I’ve thought and thought about what else you could eat it with and I keep coming back to bread so best put, this is a kind of jam.

As I can’t buy this in the shops and the ingredients are relatively few making it composes of more improv on my part (you will come to learn, I’m a total improv cook). I just took what I remembered and a little advice from my mother and boom you have jars of Pflaumenmus sitting in your cupboard ready to eat.

Note: I made some truffles the other week (in my new rose shaped truffle tray and mixed some dark chocolate with the plum sauce and they tasted delicious. That isn’t German though so I’m not suggesting anything).

Pflaumenmus/German Plum Sauce
Roamingtaste
Makes 4 cups

Ingredients:
1 kg/2.2 pounds dark plums
1/2 cup brown sugar
1 1/2 cups superfine/caster sugar
1 teaspoon ground cloves
1/2 teaspoon ground nutmeg
1/2 teaspoon ground cinnamon

Directions:
First, carefully slice an x shape into the bottom of each plum, ensuring you only slice through the skin. Fill a medium saucepan with water and bring to the boil. Carefully place up to four (if the pot fits this many, otherwise stick to a smaller amount) plums in the saucepan and watch carefully as you will be able to tell when the skin is starting to peel. Remove and place in a bowl, setting aside as you continue blanching the remaining plums (the water will turn a purplish color but that doesn’t affect the plums whatsoever).

Next, carefully peel each plum and then slice into quarters and place into a medium saucepan. Continue until all plums are peeled and sliced and added to the saucepan.

Add the brown sugar, half the sugar and half the clove to the pot and cook on medium heat with a lid on. Meanwhile, if you are using old jam jars, place up to 3 medium jars in an oven with their lids off laying in front of them on the oven tray and heat on bake to 100°C/210F (this sterilizes them and makes sure they seal once the hot jam has been added).

Once the juices have reduced to 50% of the original amount add the remaining sugar, cinnamon, nutmeg and cloves and continue to cook over medium heat uncovered for a further 15-20 minutes or the plums are very soft.

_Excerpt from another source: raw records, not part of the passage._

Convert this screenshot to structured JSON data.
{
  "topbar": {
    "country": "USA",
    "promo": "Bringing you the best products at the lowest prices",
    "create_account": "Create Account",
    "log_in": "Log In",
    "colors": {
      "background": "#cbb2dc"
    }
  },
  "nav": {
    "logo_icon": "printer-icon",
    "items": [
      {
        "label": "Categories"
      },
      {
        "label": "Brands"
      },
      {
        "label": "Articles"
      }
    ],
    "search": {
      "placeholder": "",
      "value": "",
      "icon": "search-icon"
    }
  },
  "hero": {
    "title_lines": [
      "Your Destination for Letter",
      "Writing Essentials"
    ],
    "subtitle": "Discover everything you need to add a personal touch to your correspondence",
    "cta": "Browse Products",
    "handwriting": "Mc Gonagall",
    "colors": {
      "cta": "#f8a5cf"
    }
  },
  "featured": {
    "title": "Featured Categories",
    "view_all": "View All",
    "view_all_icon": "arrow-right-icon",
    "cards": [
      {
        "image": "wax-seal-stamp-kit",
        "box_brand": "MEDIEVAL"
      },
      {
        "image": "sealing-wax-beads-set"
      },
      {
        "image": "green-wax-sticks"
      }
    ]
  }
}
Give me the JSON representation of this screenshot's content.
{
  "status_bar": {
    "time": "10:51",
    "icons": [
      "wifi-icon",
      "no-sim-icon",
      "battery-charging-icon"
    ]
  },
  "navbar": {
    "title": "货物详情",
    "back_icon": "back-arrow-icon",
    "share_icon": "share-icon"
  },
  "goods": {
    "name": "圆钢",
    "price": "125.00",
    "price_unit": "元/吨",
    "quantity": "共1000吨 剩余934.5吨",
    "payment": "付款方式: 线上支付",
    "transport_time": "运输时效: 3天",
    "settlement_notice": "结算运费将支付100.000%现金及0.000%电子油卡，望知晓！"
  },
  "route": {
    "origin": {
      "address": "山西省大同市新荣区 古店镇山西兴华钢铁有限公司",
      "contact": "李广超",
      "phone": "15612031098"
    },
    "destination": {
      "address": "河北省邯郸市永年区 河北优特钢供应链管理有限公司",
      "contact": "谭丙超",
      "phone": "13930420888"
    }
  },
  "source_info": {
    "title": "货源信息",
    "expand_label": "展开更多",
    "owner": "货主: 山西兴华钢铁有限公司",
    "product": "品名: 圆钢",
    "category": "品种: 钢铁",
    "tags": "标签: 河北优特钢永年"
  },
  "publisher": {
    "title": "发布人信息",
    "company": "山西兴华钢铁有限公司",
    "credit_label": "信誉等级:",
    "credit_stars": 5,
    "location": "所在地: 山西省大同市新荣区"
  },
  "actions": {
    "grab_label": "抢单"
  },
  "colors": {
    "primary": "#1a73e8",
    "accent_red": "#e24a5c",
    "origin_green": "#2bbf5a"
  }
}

Take a stick blender or masher and puree until the plums are fine and the mixture resembles a thick jam.

Pour carefully into each jar and lid immediately.

Set somewhere to cool and seal properly.

Its best served on a thick slice of bread but also can be served on top of scones as an alternative to strawberry jam or an accompaniment to peanut butter in a sandwich. Or if you want to go all out German spread on a thick slice of Hefezopf.